Posted by: HarveyD | 07 February 2011 at 05:51 PM
Mr. Karras acts as if this is revealing something new. Virtually every refinery in the world has long since been adapted to refine high viscosity, sour, crudes. The implementation date for low sulfur fuel was dealyed until the vast majsority of refienries ahd been adapted ot handle such crudes. So his report is a reflection of what is, rather than a prediction of further doom from a "new" pollution source.
Despite the expression of belief in bribed EPA regulators, it would take a worldwide conspiracy of all the regulators to mask and overlook such refinery pollution.

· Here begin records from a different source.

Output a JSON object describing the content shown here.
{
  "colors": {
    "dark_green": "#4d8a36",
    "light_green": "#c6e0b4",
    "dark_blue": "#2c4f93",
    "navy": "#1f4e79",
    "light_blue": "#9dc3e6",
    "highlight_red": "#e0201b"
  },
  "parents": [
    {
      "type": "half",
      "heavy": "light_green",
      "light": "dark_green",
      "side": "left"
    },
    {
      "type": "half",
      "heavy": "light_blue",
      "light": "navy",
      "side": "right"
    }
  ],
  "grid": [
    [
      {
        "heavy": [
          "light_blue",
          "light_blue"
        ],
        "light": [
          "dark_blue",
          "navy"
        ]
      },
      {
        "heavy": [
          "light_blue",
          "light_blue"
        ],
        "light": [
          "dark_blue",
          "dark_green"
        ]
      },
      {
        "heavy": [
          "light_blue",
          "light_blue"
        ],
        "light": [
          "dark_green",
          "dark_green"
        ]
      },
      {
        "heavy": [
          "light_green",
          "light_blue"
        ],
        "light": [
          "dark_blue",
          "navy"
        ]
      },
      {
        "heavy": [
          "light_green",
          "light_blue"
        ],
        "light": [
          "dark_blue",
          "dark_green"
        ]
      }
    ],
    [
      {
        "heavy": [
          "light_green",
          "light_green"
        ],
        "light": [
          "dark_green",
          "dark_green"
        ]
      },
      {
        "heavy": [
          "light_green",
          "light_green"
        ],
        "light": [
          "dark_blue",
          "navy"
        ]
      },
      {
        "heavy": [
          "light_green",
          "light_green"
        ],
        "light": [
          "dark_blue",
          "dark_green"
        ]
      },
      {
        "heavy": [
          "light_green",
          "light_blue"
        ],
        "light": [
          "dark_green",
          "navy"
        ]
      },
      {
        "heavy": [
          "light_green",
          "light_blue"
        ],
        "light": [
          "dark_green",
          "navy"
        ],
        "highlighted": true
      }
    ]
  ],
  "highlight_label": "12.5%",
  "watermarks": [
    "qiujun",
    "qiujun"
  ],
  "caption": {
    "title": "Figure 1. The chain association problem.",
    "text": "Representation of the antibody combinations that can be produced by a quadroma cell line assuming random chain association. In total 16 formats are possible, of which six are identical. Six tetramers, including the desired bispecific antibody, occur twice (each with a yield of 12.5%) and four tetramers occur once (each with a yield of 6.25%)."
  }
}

Some may believe such drivel; but I for one respect the honest efforts of the vast majority of regulators, although conceeding the possible existance of occasional "rotten apples".
The entire output of the world's refineries is an insignificant source of worldwide toxic and CO2 emissions, in any case. Ther just are notthat many refineries. Sulfur production has become a valuable byproduct of refinery de-sulferization, and now a major and direct source of sulfur production.